秋田雨雀

2015年02月28日

太陽と花園日記 大正暗黒童話編

20150301数年前訪れた新橋の古本市で、ふと導かれるように手に取った「童話・太陽と花園」。最初はその装丁の美しさに惹かれたのだけど、童話と言っても子供向きのデザインではないのでもしかしたら・・・という直感が働き、即購入。その勘は見事に当たったわ。

丁度この頃自分がリリースした楽曲「赤い実」も童話ベースの世界観で作り込んだら面白いものが出来たので、次は大人の為の童話を制作しようと考えていたのよ。童話は子供のための寓話と思われがちだけど、さにあらず・・・人間に対する警告と考えるべきかもしれない。どの作品も深く、重いテーマを持っているわ。

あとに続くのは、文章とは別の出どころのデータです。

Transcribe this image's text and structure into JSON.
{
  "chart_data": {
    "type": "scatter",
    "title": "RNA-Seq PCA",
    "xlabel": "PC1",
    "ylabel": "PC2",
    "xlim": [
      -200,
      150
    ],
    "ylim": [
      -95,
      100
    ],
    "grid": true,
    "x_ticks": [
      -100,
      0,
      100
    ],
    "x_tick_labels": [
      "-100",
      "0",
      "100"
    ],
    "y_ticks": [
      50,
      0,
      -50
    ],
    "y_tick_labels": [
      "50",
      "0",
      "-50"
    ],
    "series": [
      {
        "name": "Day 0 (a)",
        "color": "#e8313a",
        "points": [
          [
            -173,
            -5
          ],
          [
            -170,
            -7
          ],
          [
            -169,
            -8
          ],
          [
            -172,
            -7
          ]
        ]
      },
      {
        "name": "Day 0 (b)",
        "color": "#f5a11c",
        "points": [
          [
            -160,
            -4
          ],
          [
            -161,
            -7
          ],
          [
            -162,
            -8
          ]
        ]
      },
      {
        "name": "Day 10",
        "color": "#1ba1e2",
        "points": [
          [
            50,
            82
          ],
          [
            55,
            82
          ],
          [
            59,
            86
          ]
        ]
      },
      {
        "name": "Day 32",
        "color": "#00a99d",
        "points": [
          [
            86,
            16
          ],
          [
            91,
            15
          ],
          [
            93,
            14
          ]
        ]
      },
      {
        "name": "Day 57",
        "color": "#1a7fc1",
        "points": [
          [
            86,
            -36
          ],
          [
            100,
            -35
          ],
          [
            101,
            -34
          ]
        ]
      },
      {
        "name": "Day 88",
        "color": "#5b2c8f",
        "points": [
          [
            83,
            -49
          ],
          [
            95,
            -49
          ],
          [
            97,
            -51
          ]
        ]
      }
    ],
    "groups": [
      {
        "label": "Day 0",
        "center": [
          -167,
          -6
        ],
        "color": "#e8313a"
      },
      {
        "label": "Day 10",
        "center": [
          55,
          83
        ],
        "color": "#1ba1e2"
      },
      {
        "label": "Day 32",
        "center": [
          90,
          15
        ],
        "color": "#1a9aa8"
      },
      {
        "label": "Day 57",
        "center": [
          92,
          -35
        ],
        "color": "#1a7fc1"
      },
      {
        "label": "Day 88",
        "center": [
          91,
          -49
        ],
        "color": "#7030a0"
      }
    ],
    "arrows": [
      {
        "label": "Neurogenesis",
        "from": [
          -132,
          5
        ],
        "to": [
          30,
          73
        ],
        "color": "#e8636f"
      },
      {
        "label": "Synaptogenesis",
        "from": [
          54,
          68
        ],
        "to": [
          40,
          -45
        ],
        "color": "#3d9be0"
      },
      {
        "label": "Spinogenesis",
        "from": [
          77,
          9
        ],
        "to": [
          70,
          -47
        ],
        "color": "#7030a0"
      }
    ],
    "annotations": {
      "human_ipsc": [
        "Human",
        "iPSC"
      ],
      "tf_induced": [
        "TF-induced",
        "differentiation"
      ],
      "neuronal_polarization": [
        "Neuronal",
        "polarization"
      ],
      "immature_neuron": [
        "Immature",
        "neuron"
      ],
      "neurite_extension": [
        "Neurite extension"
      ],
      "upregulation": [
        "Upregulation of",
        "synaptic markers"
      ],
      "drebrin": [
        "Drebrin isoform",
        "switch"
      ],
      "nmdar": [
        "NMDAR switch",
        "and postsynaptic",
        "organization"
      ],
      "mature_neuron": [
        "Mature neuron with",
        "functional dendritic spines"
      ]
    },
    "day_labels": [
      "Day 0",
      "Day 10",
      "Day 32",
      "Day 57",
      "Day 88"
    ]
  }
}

この本は、大正10年に秋田雨雀という人が書いた作品なんだけど、とにかく強烈!

大正時代にこんなに内容の濃い本が出版されていたとは・・・いや、この時代だからこその自由な表現と言うべきかしらね。内容も然る事ながら、まず本の装丁が見事なの。菊の花の間からお釈迦様のようなポーズで現れる子供が独特の罫線で彩られ、どことなく手作り感満載なのが良い。

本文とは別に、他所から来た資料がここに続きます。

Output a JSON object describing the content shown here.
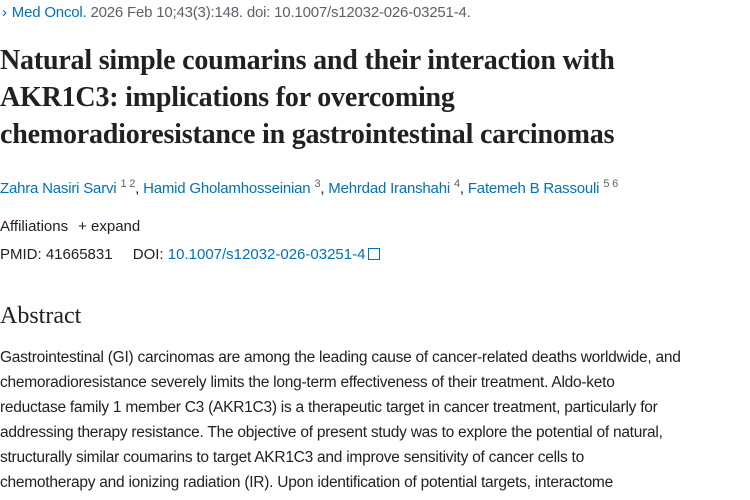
{
  "citation": {
    "journal": "Med Oncol.",
    "details": " 2026 Feb 10;43(3):148. doi: 10.1007/s12032-026-03251-4."
  },
  "title_lines": [
    "Natural simple coumarins and their interaction with",
    "AKR1C3: implications for overcoming",
    "chemoradioresistance in gastrointestinal carcinomas"
  ],
  "authors": [
    {
      "name": "Zahra Nasiri Sarvi",
      "affil": "1 2"
    },
    {
      "name": "Hamid Gholamhosseinian",
      "affil": "3"
    },
    {
      "name": "Mehrdad Iranshahi",
      "affil": "4"
    },
    {
      "name": "Fatemeh B Rassouli",
      "affil": "5 6"
    }
  ],
  "affiliations": {
    "label": "Affiliations",
    "expand": "+ expand"
  },
  "ids": {
    "pmid_label": "PMID:",
    "pmid": "41665831",
    "doi_label": "DOI:",
    "doi": "10.1007/s12032-026-03251-4"
  },
  "abstract": {
    "heading": "Abstract",
    "lines": [
      "Gastrointestinal (GI) carcinomas are among the leading cause of cancer-related deaths worldwide, and",
      "chemoradioresistance severely limits the long-term effectiveness of their treatment. Aldo-keto",
      "reductase family 1 member C3 (AKR1C3) is a therapeutic target in cancer treatment, particularly for",
      "addressing therapy resistance. The objective of present study was to explore the potential of natural,",
      "structurally similar coumarins to target AKR1C3 and improve sensitivity of cancer cells to",
      "chemotherapy and ionizing radiation (IR). Upon identification of potential targets, interactome"
    ]
  },
  "colors": {
    "link": "#0071bc",
    "text": "#212121",
    "muted": "#5b616b"
  }
}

表紙の色合いも原色は用いられず、微妙な赤茶色がメインでアクセントに金が使われていてすごく粋なの。昔はこんなにも個性的な本ばかりが店頭に並んでいたとしたら、お洒落で本当に楽しいと思うわ。今はフルカラーで色も綺麗に出せる技術はあるけれど、逆にここまでの個性を出すことが出来るだろうか・・・。この時代は本屋さんはエンターテインメントの宝庫だったのでしょうね。

そして、本文に入る前の書き出しにこうあったわ。「童話は大人に読ませるのではなく、『大人が大人自身の子供の性質』に読ませるものである。」・・・この一文で、何故大人である自分が童話に惹かれるのかという理由がわかったのよ!人間は年を経る毎に"子供の部分の容量"はどんどん減少していくもの。最も無垢で重要なその部分があればこそ大人として飛躍出来る・・・言わば真っ白な部分は、跳び箱のジャンプ台的な役割ではないかしらね。そう気付いて全身に衝撃が走ったわ。これだけ感性の鋭い人物が描くストーリーは、すべて”ド”がつくくらいシニカル。童話独特の限られた少ない文字数の中で、様々な暗黒世界が展開していったわ。

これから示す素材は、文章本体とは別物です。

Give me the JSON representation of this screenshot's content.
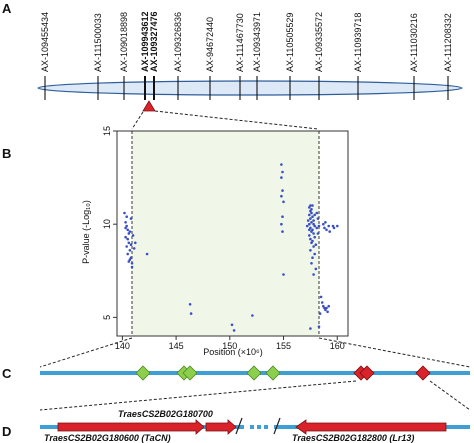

同タイトルの「太陽と花園」は、父から土地を受け継いだだけの無力な男が畑に何を植えていいか分からず人の意見ばかりを受け入れ、結局は何の成果も出せずに途方に暮れるという話なのだけど、最後にその一部始終を見ていた太陽が『人間というのはどうして自分自身の考えを尊ばないんだろうね』と言うのよ。どこかで聞いた話じゃない?そう、現代の日本でも全く同じ事が言えるわ。

やはり昔から日本人のこの"流され性質"は少しも変わっていないのかしら。そんな人達に対して雨雀氏は苛立ちと危機感を感じていたからこそ、こんな作品が生まれたのかもしれない。しかしながら、これほどシンプルな内容でさらっと皮肉っておきながら最後はひと突きに刺す、というやり口にはただただ天晴れ!だわ。今改めて童話を読んでみると、自分の立ち位置や気持ちが良く理解出来る気がする。果たしてその時に爽快感を覚えるのか、焦燥感を感じるのか、心のリトマス試験紙として試してみてはいかがかしら?